The apex is the highest point and indicates the stress point, which is the weakest point of the nail. This must be in proportion to the length of the extension and is in different positions for different lengths and shapes and has been designed for the weakest point of that structure. Positioning the apex in the correct place helps to anchor the extension and give it flexibility. The longer the enhancement, the further back towards the cuticle the apex should be – but not too far back so it creates an unsightly hump that will create no strength. If your apex placement is too far forward, it will pull the free edge downward over the fingertip and create weakness.
Form positioning changes for different shapes to allow all enhancement side walls to come out straight from the natural nail side wall and be parallel to ensure a strong structure.
All nail shapes are developed from the basis of a square or almond shape or a hybrid of the both.
Square (Squoval, Marilyn)
A square enhancement should have perfectly straight side walls and the upper and lower side lines should be completely parallel with each other.
For a softer square enhancement, you can make a ‘squoval’ shape by holding your file at a 45 degree angle when filing the free edge.
Side view: absolutely straight in line with the middle of the finger
Birds eye view: parallel from side walls with no tapering and open ended
Apex – centre of ‘extended’ nail bed area and comes straight out from the apex to free edge.
Almond (Rounded, Oval, Stiletto)
An almond shaped enhancement slims and lengths the finger when executed correctly and can be as pointed or rounded as desired. It should not hook down or look wide and bulky.
Side view: slightly down (creating a straight line from the apex to the free edge)
Birdseye view: closed
Apex (Balance Point) – 1/3 nail bed then comes down at an angle to free edge.
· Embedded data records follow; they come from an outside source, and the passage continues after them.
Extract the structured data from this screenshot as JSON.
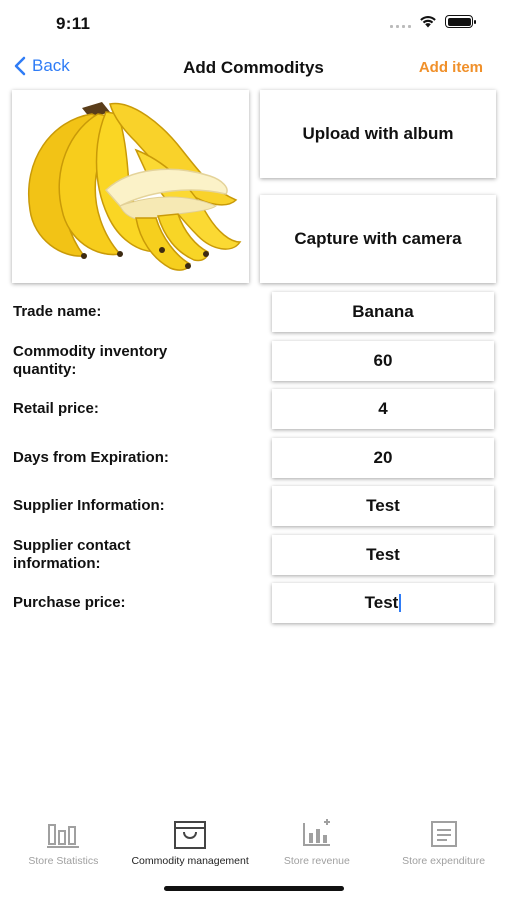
{
  "status_bar": {
    "time": "9:11"
  },
  "nav": {
    "back_label": "Back",
    "title": "Add Commoditys",
    "add_item_label": "Add item"
  },
  "media": {
    "photo_description": "bananas",
    "upload_label": "Upload with album",
    "camera_label": "Capture with camera"
  },
  "form": {
    "fields": [
      {
        "label": "Trade name:",
        "value": "Banana"
      },
      {
        "label": "Commodity inventory quantity:",
        "value": "60"
      },
      {
        "label": "Retail price:",
        "value": "4"
      },
      {
        "label": "Days from Expiration:",
        "value": "20"
      },
      {
        "label": "Supplier Information:",
        "value": "Test"
      },
      {
        "label": "Supplier contact information:",
        "value": "Test"
      },
      {
        "label": "Purchase price:",
        "value": "Test"
      }
    ]
  },
  "tabs": [
    {
      "label": "Store Statistics",
      "icon": "bar-chart-icon",
      "active": false
    },
    {
      "label": "Commodity management",
      "icon": "shopping-bag-icon",
      "active": true
    },
    {
      "label": "Store revenue",
      "icon": "revenue-chart-icon",
      "active": false
    },
    {
      "label": "Store expenditure",
      "icon": "expenditure-icon",
      "active": false
    }
  ],
  "colors": {
    "accent_blue": "#2f7cf6",
    "accent_orange": "#f0902a",
    "inactive_gray": "#a0a0a0"
  }
}
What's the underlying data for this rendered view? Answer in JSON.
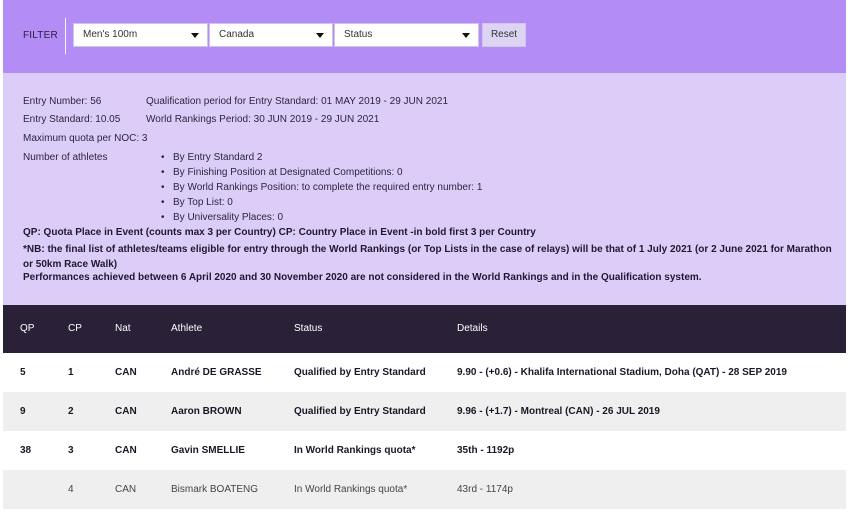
{
  "filter": {
    "label": "FILTER",
    "event": "Men's 100m",
    "country": "Canada",
    "status": "Status",
    "reset_label": "Reset"
  },
  "info": {
    "entry_number": "Entry Number: 56",
    "qualification_period": "Qualification period for Entry Standard: 01 MAY 2019 - 29 JUN 2021",
    "entry_standard": "Entry Standard: 10.05",
    "world_rankings_period": "World Rankings Period: 30 JUN 2019 - 29 JUN 2021",
    "max_quota": "Maximum quota per NOC: 3",
    "number_of_athletes": "Number of athletes",
    "breakdown": [
      "By Entry Standard 2",
      "By Finishing Position at Designated Competitions: 0",
      "By World Rankings Position: to complete the required entry number: 1",
      "By Top List: 0",
      "By Universality Places: 0"
    ],
    "legend": "QP: Quota Place in Event (counts max 3 per Country) CP: Country Place in Event -in bold first 3 per Country",
    "nb": "*NB: the final list of athletes/teams eligible for entry through the World Rankings (or Top Lists in the case of relays) will be that of 1 July 2021 (or 2 June 2021 for Marathon or 50km Race Walk)",
    "performances_note": "Performances achieved between 6 April 2020 and 30 November 2020 are not considered in the World Rankings and in the Qualification system."
  },
  "table": {
    "headers": {
      "qp": "QP",
      "cp": "CP",
      "nat": "Nat",
      "athlete": "Athlete",
      "status": "Status",
      "details": "Details"
    },
    "rows": [
      {
        "qp": "5",
        "cp": "1",
        "nat": "CAN",
        "athlete": "André DE GRASSE",
        "status": "Qualified by Entry Standard",
        "details": "9.90 - (+0.6) - Khalifa International Stadium, Doha (QAT) - 28 SEP 2019"
      },
      {
        "qp": "9",
        "cp": "2",
        "nat": "CAN",
        "athlete": "Aaron BROWN",
        "status": "Qualified by Entry Standard",
        "details": "9.96 - (+1.7) - Montreal (CAN) - 26 JUL 2019"
      },
      {
        "qp": "38",
        "cp": "3",
        "nat": "CAN",
        "athlete": "Gavin SMELLIE",
        "status": "In World Rankings quota*",
        "details": "35th - 1192p"
      },
      {
        "qp": "",
        "cp": "4",
        "nat": "CAN",
        "athlete": "Bismark BOATENG",
        "status": "In World Rankings quota*",
        "details": "43rd - 1174p"
      }
    ]
  }
}
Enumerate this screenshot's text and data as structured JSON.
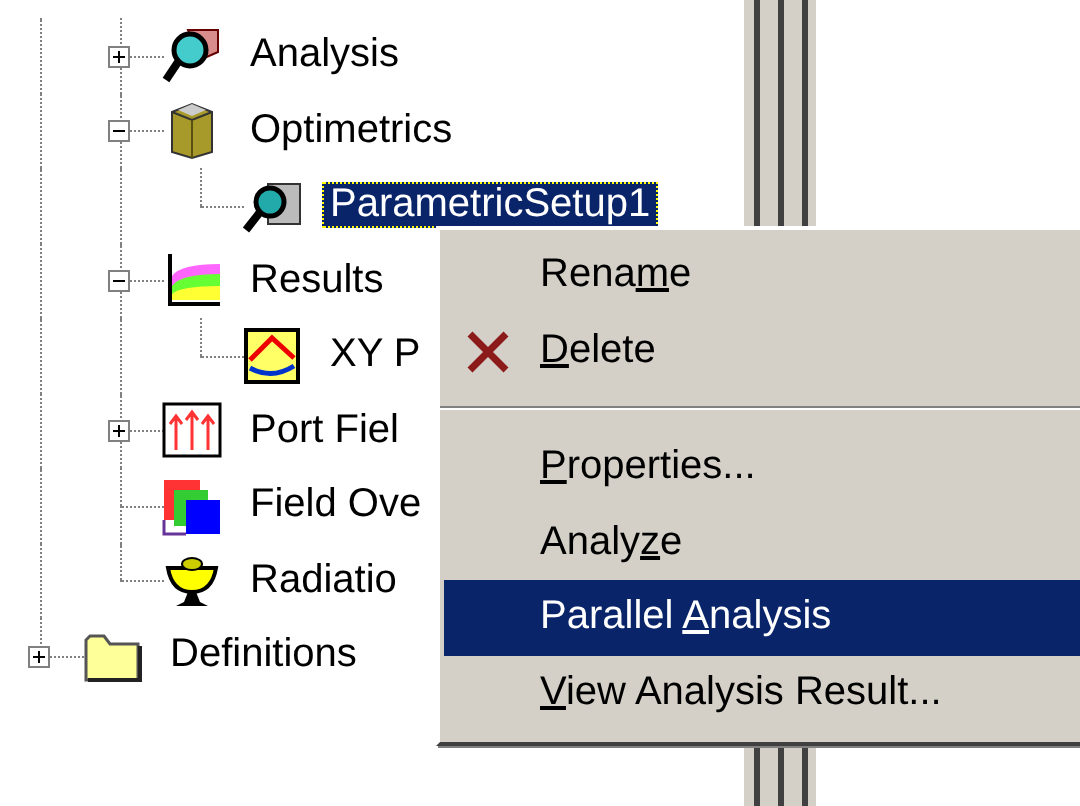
{
  "tree": {
    "continued_items": [
      {
        "label": "Analysis",
        "kind": "analysis",
        "expanded": false,
        "selected": false
      },
      {
        "label": "Optimetrics",
        "kind": "optimetrics",
        "expanded": true,
        "selected": false,
        "children": [
          {
            "label": "ParametricSetup1",
            "kind": "setup",
            "selected": true
          }
        ]
      },
      {
        "label": "Results",
        "kind": "results",
        "expanded": true,
        "selected": false,
        "children": [
          {
            "label": "XY P",
            "kind": "plot",
            "selected": false
          }
        ]
      },
      {
        "label": "Port Fiel",
        "kind": "port-fields",
        "expanded": false,
        "selected": false
      },
      {
        "label": "Field Ove",
        "kind": "field-overlays",
        "selected": false
      },
      {
        "label": "Radiatio",
        "kind": "radiation",
        "selected": false
      }
    ],
    "items": [
      {
        "label": "Definitions",
        "kind": "folder",
        "expanded": false,
        "selected": false
      }
    ]
  },
  "context_menu": {
    "items": [
      {
        "kind": "item",
        "label": {
          "before": "Rena",
          "access_key": "m",
          "after": "e"
        },
        "selected": false
      },
      {
        "kind": "cross_item",
        "label": {
          "access_key": "D",
          "after": "elete"
        },
        "selected": false
      },
      {
        "kind": "separator"
      },
      {
        "kind": "item",
        "label": {
          "access_key": "P",
          "after": "roperties..."
        },
        "selected": false
      },
      {
        "kind": "item",
        "label": {
          "before": "Analy",
          "access_key": "z",
          "after": "e"
        },
        "selected": false
      },
      {
        "kind": "item",
        "label": {
          "before": "Parallel ",
          "access_key": "A",
          "after": "nalysis"
        },
        "selected": true
      },
      {
        "kind": "item",
        "label": {
          "access_key": "V",
          "after": "iew Analysis Result..."
        },
        "selected": false
      }
    ]
  }
}
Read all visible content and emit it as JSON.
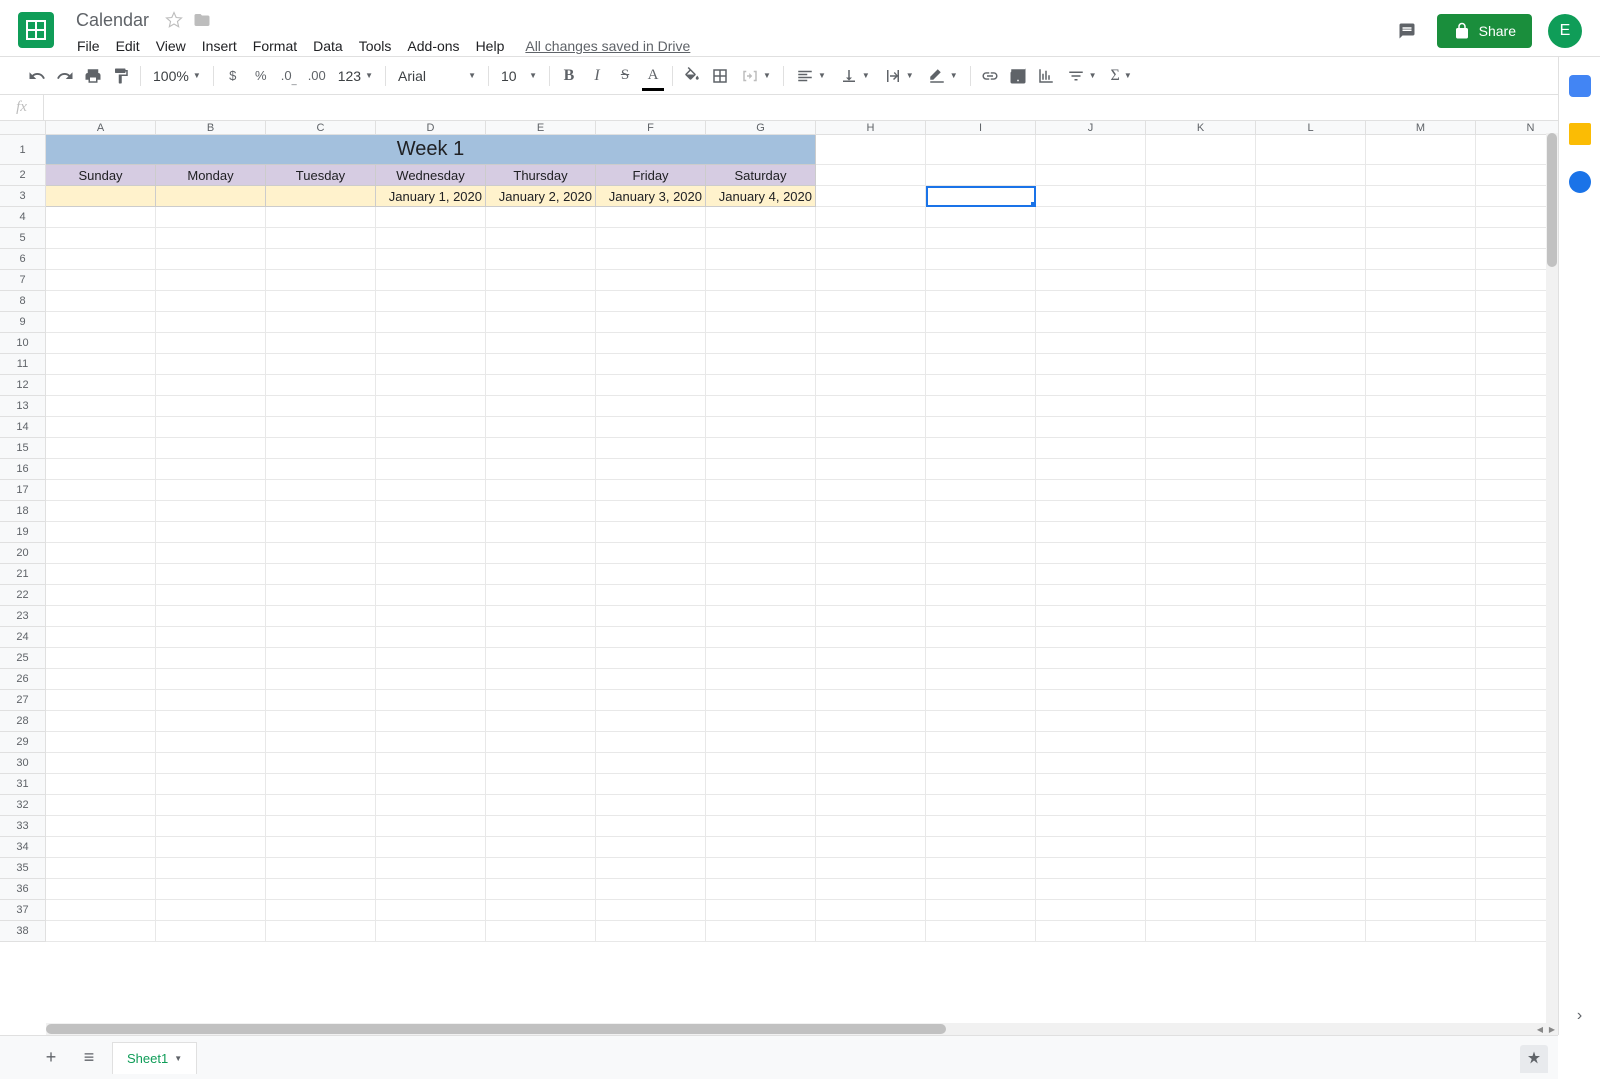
{
  "doc": {
    "title": "Calendar",
    "save_status": "All changes saved in Drive"
  },
  "menu": [
    "File",
    "Edit",
    "View",
    "Insert",
    "Format",
    "Data",
    "Tools",
    "Add-ons",
    "Help"
  ],
  "toolbar": {
    "zoom": "100%",
    "format123": "123",
    "font": "Arial",
    "font_size": "10"
  },
  "share": {
    "label": "Share"
  },
  "avatar": {
    "initial": "E"
  },
  "columns": [
    "A",
    "B",
    "C",
    "D",
    "E",
    "F",
    "G",
    "H",
    "I",
    "J",
    "K",
    "L",
    "M",
    "N"
  ],
  "row_count": 38,
  "sheet": {
    "week_title": "Week 1",
    "days": [
      "Sunday",
      "Monday",
      "Tuesday",
      "Wednesday",
      "Thursday",
      "Friday",
      "Saturday"
    ],
    "dates": [
      "",
      "",
      "",
      "January 1, 2020",
      "January 2, 2020",
      "January 3, 2020",
      "January 4, 2020"
    ]
  },
  "active_cell": "I3",
  "tabs": {
    "sheet1": "Sheet1"
  },
  "fx": {
    "label": "fx"
  }
}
Tapered Square (Ballerina/Coffin)
Something to mention about this shape is that it is in fact a square enhancement that tapers in from the extension only. Don’t be tempted to file your side walls at an angle past the extension as this will create a weak supporting structure.
The shape looks like the end of a ballet shoe ‘on point’ and the coffin shape is often confused. If you think of what the actual shape of a coffin looks like, this is probably not what the tech or client wants to create.
Side view: straight like a squared
Birds eye view: closed like an almond
Apex – 1/3 nail bed and straight from apex to free edge.
If your form fit and apex placement isn’t accurate, then you will find yourself over filing to try and compensate and potentially creating a weakness or having excess bulk of product which whilst also looking unsightly, puts pressure and stress on the enhancement making it more likely to break or damage the natural nail.
Each shape requires a different form fit and apex placement. If you maintain one shape and change to another other, the fit and apex will be in the incorrect place leading to a weak structure and unbalanced enhancement.
A nail technician’s aim is to create the most natural and sleek looking enhancements whilst creating the most structurally sound and long-lasting enhancements for our clients. Spending a little more time to practice and perfect your form fit and product placement will make all the difference.